Before you can join a clinical trial, you and the trial doctors need to make sure the trial is right for you. It’s not just a matter of having the disease or condition that the trial drug is being developed to treat. For example, a trial evaluating a new treatment for cancer might be limited to enrolling patients with advanced or metastatic breast cancer, or to patients who have already tried certain other treatments with little or no success. Alternatively, a potential participant in the same breast cancer trial might meet the requirements for the disease under study guidelines, but they might also have another medical condition – such as heart disease - that might make it unsafe for them to receive an investigational treatment. The trial’s eligibility criteria exist for a good reason – the goal of any clinical trial is to test treatments for patients who are likely to benefit, while minimizing the risk of negative outcomes. If you decide that you want to join a trial, the trial site staff will help determine if you meet the trial’s eligibility criteria. If that trial is not right for you, there may be another one that’s a better fit. The trial site might be able to give you some resources you need to find another trial, but if not, you can search websites such as ClinicalTrials.gov as well as Astellas Clinical Trials to see if there are other options for you.

Benefit-Risk Balance

While there are risks associated with trial participation, clinical trials are designed to minimize these risks and prioritize each participant’s health, safety, and well-being. Clinical trial staff follow strict research protocols that describe the care participants will receive. Before a clinical trial can begin, these protocols must be approved by Institutional Review Boards and Ethics Committees – groups that are dedicated to making sure that clinical trial participants are not exposed to unnecessary risk. Once a clinical trial is under way, it is monitored by health authorities and the trial sponsor. Some trials also have dedicated safety monitoring boards that periodically review the trial data to weigh the benefits to patients against the potential risks.
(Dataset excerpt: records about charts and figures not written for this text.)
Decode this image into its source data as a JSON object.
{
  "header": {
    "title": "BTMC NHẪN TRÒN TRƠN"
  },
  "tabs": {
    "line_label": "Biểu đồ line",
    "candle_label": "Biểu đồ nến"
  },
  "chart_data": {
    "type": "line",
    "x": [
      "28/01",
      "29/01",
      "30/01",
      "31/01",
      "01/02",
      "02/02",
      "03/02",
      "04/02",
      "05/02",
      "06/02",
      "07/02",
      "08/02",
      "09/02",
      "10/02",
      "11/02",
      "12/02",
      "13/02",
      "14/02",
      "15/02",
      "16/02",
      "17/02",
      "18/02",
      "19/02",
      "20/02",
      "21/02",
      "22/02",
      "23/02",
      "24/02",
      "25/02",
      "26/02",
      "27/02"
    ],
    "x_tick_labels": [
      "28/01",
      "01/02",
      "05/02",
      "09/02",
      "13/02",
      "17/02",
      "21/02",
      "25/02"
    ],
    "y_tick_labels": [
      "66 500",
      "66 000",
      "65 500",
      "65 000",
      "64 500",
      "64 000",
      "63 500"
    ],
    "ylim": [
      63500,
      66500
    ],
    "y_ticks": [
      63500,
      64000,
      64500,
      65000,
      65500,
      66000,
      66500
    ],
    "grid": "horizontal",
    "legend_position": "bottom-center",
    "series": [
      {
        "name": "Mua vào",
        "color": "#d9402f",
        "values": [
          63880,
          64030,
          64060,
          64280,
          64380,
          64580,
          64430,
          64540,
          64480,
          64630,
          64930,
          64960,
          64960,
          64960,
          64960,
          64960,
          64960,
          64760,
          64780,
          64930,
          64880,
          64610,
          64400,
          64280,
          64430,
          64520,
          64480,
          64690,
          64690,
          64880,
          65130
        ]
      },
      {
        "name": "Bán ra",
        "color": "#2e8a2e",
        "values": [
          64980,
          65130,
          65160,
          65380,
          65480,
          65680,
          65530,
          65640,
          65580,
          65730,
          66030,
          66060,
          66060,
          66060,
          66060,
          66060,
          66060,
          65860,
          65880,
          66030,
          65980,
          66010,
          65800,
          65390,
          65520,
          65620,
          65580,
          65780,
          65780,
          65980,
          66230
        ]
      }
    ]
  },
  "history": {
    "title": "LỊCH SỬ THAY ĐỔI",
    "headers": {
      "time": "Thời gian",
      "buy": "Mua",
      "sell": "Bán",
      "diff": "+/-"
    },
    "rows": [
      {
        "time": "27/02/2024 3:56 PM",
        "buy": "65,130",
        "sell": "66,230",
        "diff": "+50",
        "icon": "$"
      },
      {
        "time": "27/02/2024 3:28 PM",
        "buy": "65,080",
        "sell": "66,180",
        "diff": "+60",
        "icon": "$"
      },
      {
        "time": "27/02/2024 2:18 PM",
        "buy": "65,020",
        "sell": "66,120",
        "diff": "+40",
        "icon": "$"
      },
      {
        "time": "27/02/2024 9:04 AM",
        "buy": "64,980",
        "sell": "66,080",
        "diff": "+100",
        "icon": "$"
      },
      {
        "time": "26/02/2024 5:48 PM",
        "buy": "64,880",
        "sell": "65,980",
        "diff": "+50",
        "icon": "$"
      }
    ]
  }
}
As a result of the care and oversight that are built into modern-day clinical trials, the benefits of participation may outweigh the risks or burden of participation. In a 2019 survey of more than 3,000 clinical trial participants conducted by the Center for Information and Study on Clinical Research Participation (CISCRP), 78% of respondents said their clinical trial met, exceeded, or greatly exceeded their expectations, and 71% said they would be very willing to participate in another clinical trial in the future. However, the decision to participate in a clinical trial (or not participate) is a personal one. The important thing is to make an informed decision – considering all of the benefits and risks for that particular trial - with the help of the trial site staff, a trusted health care provider and others you trust or may rely on for support - such as a family member or friend.